Starting a business is never easy, especially in highly competitive cities like Tokyo, Cairo, New York, and many others. This is particularly true for those interested in opening a restaurant, as finding the right location where people will go is challenging due to the high number of existing restaurants in the area. Additionally, areas without restaurants often lack them for a good reason, such as being too dangerous or too expensive.
To solve this problem, we are proposing the Restaurant Popularity Predictor, a tool that leverages Foursquare data to find the best location for a new restaurant. By searching for existing restaurants and collecting their ratings, delivery ids, and locations, we can analyze their data and apply machine learning models to determine the optimal location for a new restaurant that will attract customers.
We will exclusively use Foursquare data for this project, leveraging their restaurant database to gather information about existing restaurants. With this data, we will be able to identify patterns and trends that can help predict the popularity of new restaurants in different areas. By analyzing the data, we hope to identify key factors that contribute to a restaurant's success and use this information to predict the popularity of new restaurants in different locations.

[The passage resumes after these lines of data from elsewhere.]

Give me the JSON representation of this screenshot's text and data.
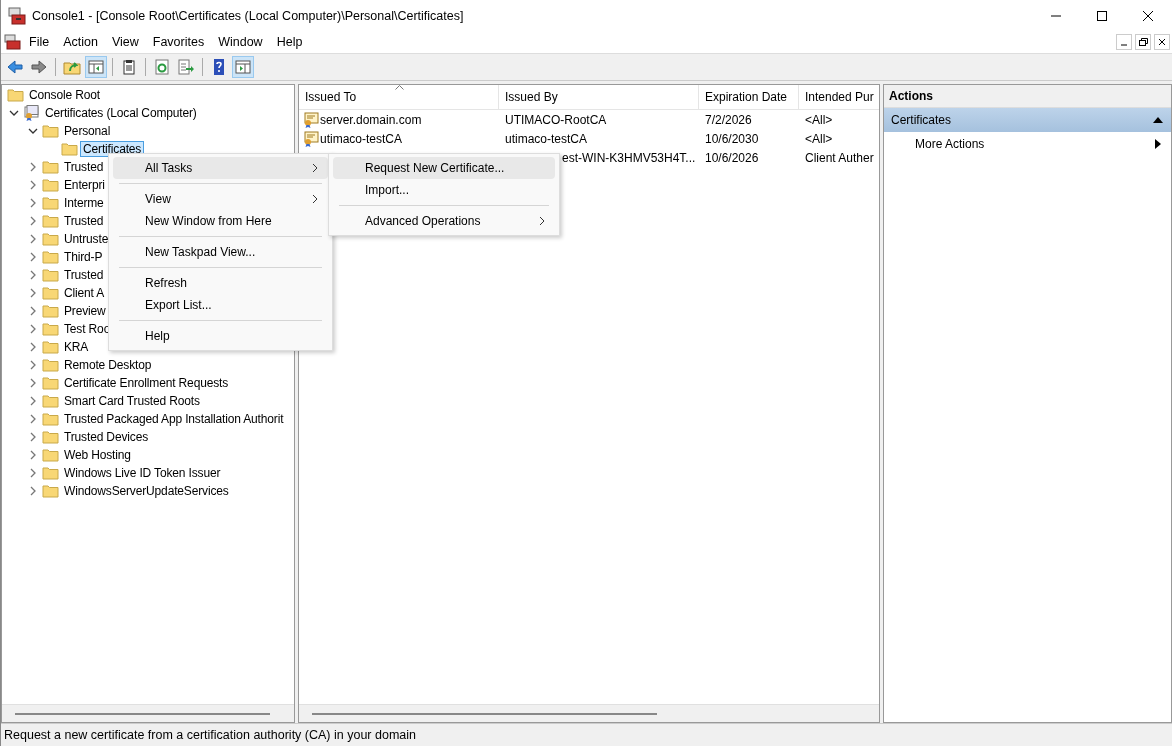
{
  "window": {
    "title": "Console1 - [Console Root\\Certificates (Local Computer)\\Personal\\Certificates]"
  },
  "menubar": [
    "File",
    "Action",
    "View",
    "Favorites",
    "Window",
    "Help"
  ],
  "toolbar": [
    {
      "kind": "back",
      "selected": false
    },
    {
      "kind": "forward",
      "selected": false
    },
    {
      "kind": "sep"
    },
    {
      "kind": "up",
      "selected": false
    },
    {
      "kind": "tree",
      "selected": true
    },
    {
      "kind": "sep"
    },
    {
      "kind": "clipboard",
      "selected": false
    },
    {
      "kind": "sep"
    },
    {
      "kind": "refresh",
      "selected": false
    },
    {
      "kind": "export",
      "selected": false
    },
    {
      "kind": "sep"
    },
    {
      "kind": "help",
      "selected": false
    },
    {
      "kind": "actionpane",
      "selected": true
    }
  ],
  "tree": [
    {
      "label": "Console Root",
      "kind": "folder",
      "selected": false,
      "children": [
        {
          "label": "Certificates (Local Computer)",
          "kind": "store",
          "selected": false,
          "expanded": true,
          "children": [
            {
              "label": "Personal",
              "kind": "folder",
              "selected": false,
              "expanded": true,
              "children": [
                {
                  "label": "Certificates",
                  "kind": "folder",
                  "selected": true
                }
              ]
            },
            {
              "label": "Trusted",
              "kind": "folder",
              "selected": false,
              "expanded": false
            },
            {
              "label": "Enterpri",
              "kind": "folder",
              "selected": false,
              "expanded": false
            },
            {
              "label": "Interme",
              "kind": "folder",
              "selected": false,
              "expanded": false
            },
            {
              "label": "Trusted",
              "kind": "folder",
              "selected": false,
              "expanded": false
            },
            {
              "label": "Untruste",
              "kind": "folder",
              "selected": false,
              "expanded": false
            },
            {
              "label": "Third-P",
              "kind": "folder",
              "selected": false,
              "expanded": false
            },
            {
              "label": "Trusted",
              "kind": "folder",
              "selected": false,
              "expanded": false
            },
            {
              "label": "Client A",
              "kind": "folder",
              "selected": false,
              "expanded": false
            },
            {
              "label": "Preview",
              "kind": "folder",
              "selected": false,
              "expanded": false
            },
            {
              "label": "Test Roo",
              "kind": "folder",
              "selected": false,
              "expanded": false
            },
            {
              "label": "KRA",
              "kind": "folder",
              "selected": false,
              "expanded": false
            },
            {
              "label": "Remote Desktop",
              "kind": "folder",
              "selected": false,
              "expanded": false
            },
            {
              "label": "Certificate Enrollment Requests",
              "kind": "folder",
              "selected": false,
              "expanded": false
            },
            {
              "label": "Smart Card Trusted Roots",
              "kind": "folder",
              "selected": false,
              "expanded": false
            },
            {
              "label": "Trusted Packaged App Installation Authorit",
              "kind": "folder",
              "selected": false,
              "expanded": false
            },
            {
              "label": "Trusted Devices",
              "kind": "folder",
              "selected": false,
              "expanded": false
            },
            {
              "label": "Web Hosting",
              "kind": "folder",
              "selected": false,
              "expanded": false
            },
            {
              "label": "Windows Live ID Token Issuer",
              "kind": "folder",
              "selected": false,
              "expanded": false
            },
            {
              "label": "WindowsServerUpdateServices",
              "kind": "folder",
              "selected": false,
              "expanded": false
            }
          ]
        }
      ]
    }
  ],
  "table": {
    "columns": [
      {
        "label": "Issued To",
        "sorted": true
      },
      {
        "label": "Issued By",
        "sorted": false
      },
      {
        "label": "Expiration Date",
        "sorted": false
      },
      {
        "label": "Intended Pur",
        "sorted": false
      }
    ],
    "rows": [
      {
        "issued_to": "server.domain.com",
        "issued_by": "UTIMACO-RootCA",
        "expiration": "7/2/2026",
        "purpose": "<All>"
      },
      {
        "issued_to": "utimaco-testCA",
        "issued_by": "utimaco-testCA",
        "expiration": "10/6/2030",
        "purpose": "<All>"
      },
      {
        "issued_by": "est-WIN-K3HMV53H4T...",
        "expiration": "10/6/2026",
        "purpose": "Client Auther"
      }
    ]
  },
  "actions": {
    "header": "Actions",
    "section": {
      "label": "Certificates",
      "expanded": true
    },
    "items": [
      "More Actions"
    ]
  },
  "context_menu": [
    {
      "kind": "item",
      "label": "All Tasks",
      "submenu": true,
      "selected": true
    },
    {
      "kind": "sep"
    },
    {
      "kind": "item",
      "label": "View",
      "submenu": true,
      "selected": false
    },
    {
      "kind": "item",
      "label": "New Window from Here",
      "submenu": false,
      "selected": false
    },
    {
      "kind": "sep"
    },
    {
      "kind": "item",
      "label": "New Taskpad View...",
      "submenu": false,
      "selected": false
    },
    {
      "kind": "sep"
    },
    {
      "kind": "item",
      "label": "Refresh",
      "submenu": false,
      "selected": false
    },
    {
      "kind": "item",
      "label": "Export List...",
      "submenu": false,
      "selected": false
    },
    {
      "kind": "sep"
    },
    {
      "kind": "item",
      "label": "Help",
      "submenu": false,
      "selected": false
    }
  ],
  "submenu": [
    {
      "kind": "item",
      "label": "Request New Certificate...",
      "submenu": false,
      "selected": true
    },
    {
      "kind": "item",
      "label": "Import...",
      "submenu": false,
      "selected": false
    },
    {
      "kind": "sep"
    },
    {
      "kind": "item",
      "label": "Advanced Operations",
      "submenu": true,
      "selected": false
    }
  ],
  "status_bar": "Request a new certificate from a certification authority (CA) in your domain"
}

This project is just the starting point, and there is much more that can be done with this data. For example, we could expand our analysis to include data from other sources, such as Yelp or Google Maps. Additionally, we could incorporate demographic data to better understand which types of restaurants are most popular in different areas. By continuing to explore this data, we can gain valuable insights into the restaurant industry and help entrepreneurs succeed in highly competitive markets.